Dr. Yvette Watt is a practising artist, an Animal Studies scholar, and curator. Dr Watt curated the exhibition Reconstructing the Animal as part of the 2011 Ten Days on the Island arts festival, which included artists from Iceland/UK, USA, New Zealand and Australia. Other curatorial roles include co-curating Animals, People: A Shared Environment at Queensland College of the Arts and POP galleries, Brisbane, co-curated with Ross Woodrow and Jo Diball (2011) and Animaladies at Interlude Gallery, Sydney, curated with Madeleine Boyd and Melissa Boyde (2016). Her most recent large-scale project as an artist was the acclaimed Duck Lake Project. Dr Watt has written widely on the representation of animals in art, as well as conducting research in the field of Animal Studies more generally.

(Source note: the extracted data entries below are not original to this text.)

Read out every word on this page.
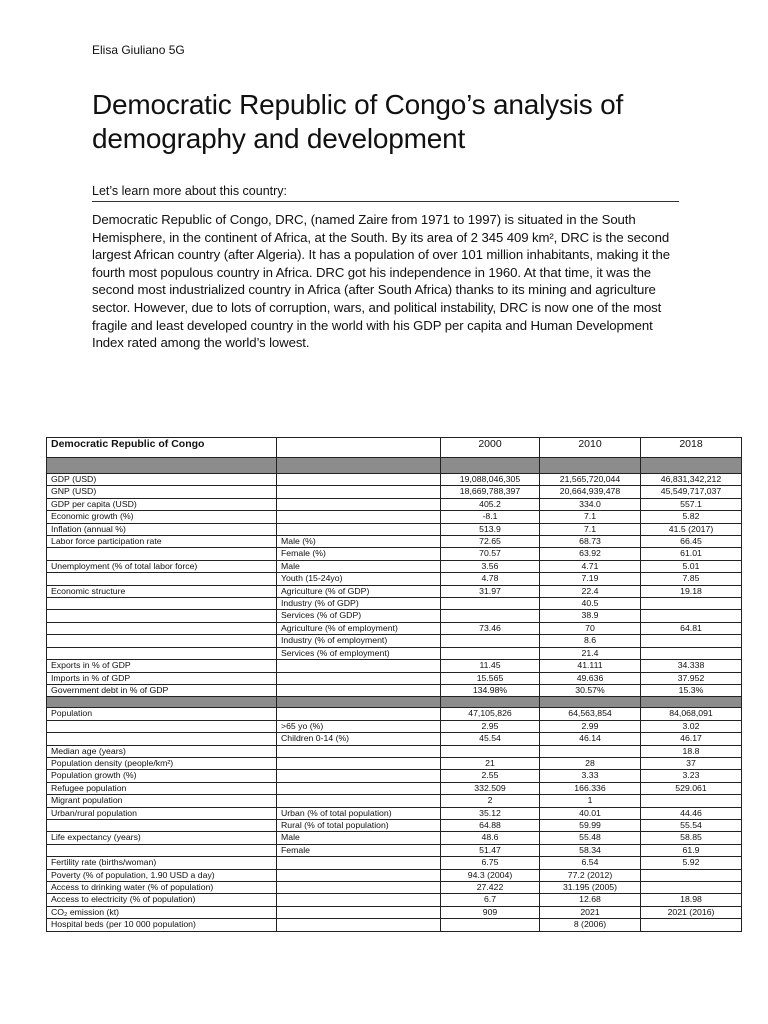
Elisa Giuliano 5G
Democratic Republic of Congo’s analysis of demography and development
Let’s learn more about this country:

Democratic Republic of Congo, DRC, (named Zaire from 1971 to 1997) is situated in the South Hemisphere, in the continent of Africa, at the South. By its area of 2 345 409 km², DRC is the second largest African country (after Algeria). It has a population of over 101 million inhabitants, making it the fourth most populous country in Africa. DRC got his independence in 1960. At that time, it was the second most industrialized country in Africa (after South Africa) thanks to its mining and agriculture sector. However, due to lots of corruption, wars, and political instability, DRC is now one of the most fragile and least developed country in the world with his GDP per capita and Human Development Index rated among the world’s lowest.

Democratic Republic of Congo		2000	2010	2018

GDP (USD)		19,088,046,305	21,565,720,044	46,831,342,212
GNP (USD)		18,669,788,397	20,664,939,478	45,549,717,037
GDP per capita (USD)		405.2	334.0	557.1
Economic growth (%)		-8.1	7.1	5.82
Inflation (annual %)		513.9	7.1	41.5 (2017)
Labor force participation rate	Male (%)	72.65	68.73	66.45
	Female (%)	70.57	63.92	61.01
Unemployment (% of total labor force)	Male	3.56	4.71	5.01
	Youth (15-24yo)	4.78	7.19	7.85
Economic structure	Agriculture (% of GDP)	31.97	22.4	19.18
	Industry (% of GDP)		40.5	
	Services (% of GDP)		38.9	
	Agriculture (% of employment)	73.46	70	64.81
	Industry (% of employment)		8.6	
	Services (% of employment)		21.4	
Exports in % of GDP		11.45	41.111	34.338
Imports in % of GDP		15.565	49.636	37.952
Government debt in % of GDP		134.98%	30.57%	15.3%

Population		47,105,826	64,563,854	84,068,091
	>65 yo (%)	2.95	2.99	3.02
	Children 0-14 (%)	45.54	46.14	46.17
Median age (years)				18.8
Population density (people/km²)		21	28	37
Population growth (%)		2.55	3.33	3.23
Refugee population		332.509	166.336	529.061
Migrant population		2	1	
Urban/rural population	Urban (% of total population)	35.12	40.01	44.46
	Rural (% of total population)	64.88	59.99	55.54
Life expectancy (years)	Male	48.6	55.48	58.85
	Female	51.47	58.34	61.9
Fertility rate (births/woman)		6.75	6.54	5.92
Poverty (% of population, 1.90 USD a day)		94.3 (2004)	77.2 (2012)	
Access to drinking water (% of population)		27.422	31.195 (2005)	
Access to electricity (% of population)		6.7	12.68	18.98
CO₂ emission (kt)		909	2021	2021 (2016)
Hospital beds (per 10 000 population)			8 (2006)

Dr. André Krebber is an interdisciplinarily trained lecturer in social and cultural history and animal studies scholar at the University of Kassel, Germany. In his work, he explores the relationship between scientific and artistic knowledge productions and their specific qualities in comprehending animals. He has strong expertise in epistemological questions in relation to the animal as object of knowledge from historical as well as philosophical perspectives. He received his PhD in Cultural Studies from the University of Canterbury, New Zealand after graduating with a Diplom in Environmental Sciences from the University of Lüneburg, Germany. His work has appeared in Antennae: The Journal of Nature in Visual Culture and Food Ethics, and he currently co-edits the volume Animal Biography: Re-framing Animal Lives for Palgrave.
Previous members
Anne Hölck is scenographer at theatres in Germany, France and Switzerland since 2002, she lives in Berlin. Besides her theatre work she curates and realizes exhibition projects, workshops and lectures in the field of human-animal studies with an emphasis on spatial and artistic research. She is co-editor of the anthology “Tiere Bilder Ökonomien. Aktuelle Forschungsfragen der Human-Animal Studies.” by Chimaira AK (transcript Verlag: Bielefeld 2013) and her critical essays on zoo architecture were published in the German magazins TIERethik 2014, Tierstudien 2015 and by DOM publishers 2017. Among others he has curated the exhibitions »we, animals « / Meinblau Berlin 2014-15, „ANIMAL LOVERS“/nGbK Berlin 2016, „Fur Agency/BEARLY LEGAL“ 2017 and „SWINGER“ 2018 at Bärenzwinger Berlin.